Saturday, August 18, 2007

Part VI. Dynamics of the Iranian-Israeli Confrontation


Dynamics: What Causes It to Happen



The unseen controlling forces beneath the surface of daily events...

Specifying scenarios lays the foundation for identifying causal dynamics: the scenarios constitute targets to help focus attention on dynamics, thus facilitating their identification.
All scenarios contain a range of intertwined dynamics. Their relative significance at various points in time and direction (some will reinforce while others undermine) need to be determined to understand what causes the scenarios to take place. A useful initial step is to identify the dominant dynamic(s) characterizing each scenario, enabling generation of the graphic to the right illustrating the key process of each scenario. This both provides a good opportunity to check the basic argument of each scenario and underscores the differences among the scenarios…and what makes them different.
The next step is to tackle the combination of dynamics that actually would be expected to exist in each scenario were it to come true.
In "Mideast Bipolarity," for example, the more politicians invest their prestige in lowering tensions, the more effort regimes will make to maintain the momentum through conflict-avoidance steps. To the degree that lowered tensions lead to broader domestic freedoms and, declining defense expenditures, voters may come to value those changes. Such trends on each side may lead to changes in perception with people deciding that, for example, "they" evidently do understand language other than force.
Evolution of "Victory for al Qua’ida" will be pushed by a double vicious cycle. The assumptions that the game is zero-sum and that "they" only understand force will predispose each side to make demands and resist concessions, thereby "validating" the other side’s hostility. In addition, refusal to put all issues on the table will undercut any efforts that are made to resolve any specific issue. The nuclear issue, security of Israel’s borders, Iranian support for Palestinian independence, the Golan Heights, Iranian military aid to Syria, Israeli resistance to accepting Iran as a leading regional actor, inflammatory Iranian (e.g., Ahmedinejad) and Israeli (e.g., Netanyahu), and Iranian support for Arab radicalism are all linked. None of these issues can be resolved in isolation. Therefore, when regimes are trying to resolve issues, progress on one issue can facilitate progress on others (the dominant dynamic in "Mideast Bipolarity" and "Respect") but, by the same token, when a zero-sum attitude dominates (the "Victory for al Qua’ida" dynamic), even on issues where progress is mutually beneficial and mutually desired, progress is inhibited by the existence of all the other irritants to bilateral relations.

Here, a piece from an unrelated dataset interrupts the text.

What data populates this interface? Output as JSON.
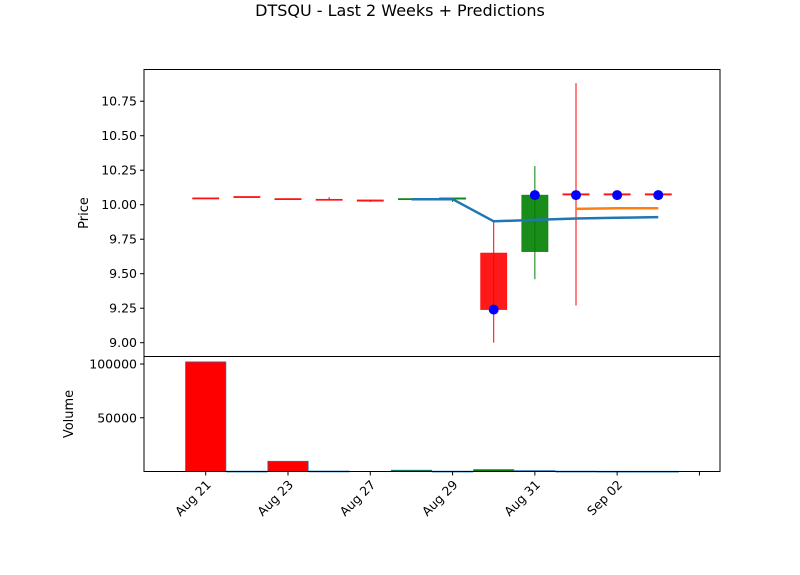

An analogous argument applies to the dynamics. Although it may be a useful simplification to study causal dynamics one at a time, in truth, the dynamics are interdependent: it is precisely the interaction of dynamics that makes it so difficult to resolve issues one-by-one. To understand the evolution of a scenario, all the dynamics that cause it to evolve need to be mapped. Such a map could be done within the system dynamics perspective as a causal loop diagram or, indeed, a set of simultaneous equations, but it is more accurate to think of it as a complex adaptive system, which brings us to the final stage of analysis.

Delay plays an under-appreciated role in how dynamics unfold. In "Respect," for example, Israel is trying a new policy designed to replace the vicious cycle of hostility dynamic that currently dominates Israeli-Iranian relations with a new "virtuous cycle" of cooperation. The key to making the new dynamic dominant is realization that there will be a significant delay between Israel’s launching of the new policy and a positive response from Iran, which has every reason to be distrustful—hence the significance of the secret Israeli plan for a year-long unilateral effort. Israel must resist the temptation to play "tit-for-tat: to tip over from a strongly dominant dynamic to a different one takes effort, foresight, and patience.